Rachel Higgs and Andrew Batten with their baby Archie who died after his mother was rushed to hospital after being originally turned away from Queen Elizabeth Queen Mother Hospital maternity unit earlier in the day being told it was full

2020, January

A coroner gave his conclusion to Harry Richford’s three-week inquest and found seven gross failings in the care received that he says amount to neglect. 

Following the conclusion, the trust said it accepted the coroner’s findings and was ‘deeply sorry’ for its failings in Harry’s care. 

During the inquest, it also emerges that the trust failed to complete 21 recommendations out of 23 made by the 2015 review conducted by RCOG.
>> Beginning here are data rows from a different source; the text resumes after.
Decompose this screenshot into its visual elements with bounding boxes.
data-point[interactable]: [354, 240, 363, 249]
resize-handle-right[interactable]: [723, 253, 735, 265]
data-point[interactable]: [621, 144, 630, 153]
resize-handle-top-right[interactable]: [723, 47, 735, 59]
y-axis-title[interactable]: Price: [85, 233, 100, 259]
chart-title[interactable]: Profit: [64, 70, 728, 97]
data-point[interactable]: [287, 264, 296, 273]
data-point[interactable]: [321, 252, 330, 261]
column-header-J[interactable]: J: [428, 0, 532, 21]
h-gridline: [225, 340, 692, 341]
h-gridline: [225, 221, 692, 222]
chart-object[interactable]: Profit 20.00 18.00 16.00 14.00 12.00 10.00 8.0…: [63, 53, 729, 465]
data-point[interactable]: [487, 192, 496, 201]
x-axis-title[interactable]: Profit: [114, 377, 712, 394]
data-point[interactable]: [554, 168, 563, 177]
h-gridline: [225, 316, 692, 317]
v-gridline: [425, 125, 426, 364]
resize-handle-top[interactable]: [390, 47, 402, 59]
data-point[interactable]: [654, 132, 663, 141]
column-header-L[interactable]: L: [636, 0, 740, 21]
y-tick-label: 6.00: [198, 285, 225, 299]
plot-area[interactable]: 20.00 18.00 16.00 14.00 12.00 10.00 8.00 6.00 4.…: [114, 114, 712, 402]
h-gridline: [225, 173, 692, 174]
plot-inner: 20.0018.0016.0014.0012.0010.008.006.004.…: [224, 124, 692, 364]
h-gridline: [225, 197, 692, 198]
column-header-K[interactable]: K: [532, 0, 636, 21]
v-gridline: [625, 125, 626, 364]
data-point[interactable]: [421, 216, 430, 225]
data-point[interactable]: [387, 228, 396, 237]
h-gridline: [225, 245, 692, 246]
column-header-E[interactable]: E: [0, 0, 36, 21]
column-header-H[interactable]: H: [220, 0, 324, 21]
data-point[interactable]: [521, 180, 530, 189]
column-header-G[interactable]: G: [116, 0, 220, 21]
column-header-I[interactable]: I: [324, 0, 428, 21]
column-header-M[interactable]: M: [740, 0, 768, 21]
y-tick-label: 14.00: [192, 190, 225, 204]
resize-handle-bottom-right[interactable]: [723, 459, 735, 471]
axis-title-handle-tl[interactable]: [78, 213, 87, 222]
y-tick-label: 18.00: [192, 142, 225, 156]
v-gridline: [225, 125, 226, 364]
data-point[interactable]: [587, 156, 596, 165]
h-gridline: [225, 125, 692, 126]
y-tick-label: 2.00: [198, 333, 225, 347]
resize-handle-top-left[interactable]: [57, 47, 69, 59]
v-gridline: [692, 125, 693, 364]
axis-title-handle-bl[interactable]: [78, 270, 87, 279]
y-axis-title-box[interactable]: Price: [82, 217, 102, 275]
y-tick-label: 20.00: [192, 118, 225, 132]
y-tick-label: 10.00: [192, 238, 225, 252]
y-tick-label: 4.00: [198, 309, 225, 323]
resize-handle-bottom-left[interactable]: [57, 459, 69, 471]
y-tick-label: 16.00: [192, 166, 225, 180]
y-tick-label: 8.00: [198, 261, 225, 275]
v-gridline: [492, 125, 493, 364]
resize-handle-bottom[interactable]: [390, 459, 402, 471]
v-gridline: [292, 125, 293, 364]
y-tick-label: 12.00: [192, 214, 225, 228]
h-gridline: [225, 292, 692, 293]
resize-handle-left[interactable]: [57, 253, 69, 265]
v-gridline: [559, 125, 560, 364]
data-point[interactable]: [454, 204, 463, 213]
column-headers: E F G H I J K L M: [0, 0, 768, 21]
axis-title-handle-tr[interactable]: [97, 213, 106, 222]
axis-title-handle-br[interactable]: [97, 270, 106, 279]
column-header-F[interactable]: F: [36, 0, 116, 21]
These recommendations included a lack of reviews into high risk women and reluctance of some senior staff to attend out of our calls. 

2020, February

Then health minister, Nadine Dorries MP, announces that Dr Bill Kirkup will lead an independent review of maternity services in East Kent

2020, October

The health watchdog, the Care Quality Commission, announces it will criminally prosecute the Trust on two counts of unsafe care and treatment for Harry and his mother Sarah Richford. 

This is the first prosecution of its kind in NHS history. The trust is fined £733,000.

The Care Quality Commission eventually criminally prosecuted the Trust for failings in the care of Harry Richford and his mother Sarah (pictured right with her husband Tom in 2021)

2021, April

East Kent Hospitals University NHS Foundation Trust pleads guilty to failing to provide safe care and treatment to Harry and his mother.

2021, September

The Kirkup report is originally due but is delayed because of the impact of the Covid pandemic.

2022, June

A coroner finds the death Archie Batten was ‘contributed to by neglect’ and ‘gross failure’ of the hospital.

2022, September

The Kirkup report is delayed yet again, this time by the death of The Queen.  

2022, October

The Kirkup Independent Inquiry investigating maternity services at East Kent Hospitals Trust is published. 

It finds 45 baby deaths could have had a different outcome if nationally recognised standards of care had been provided.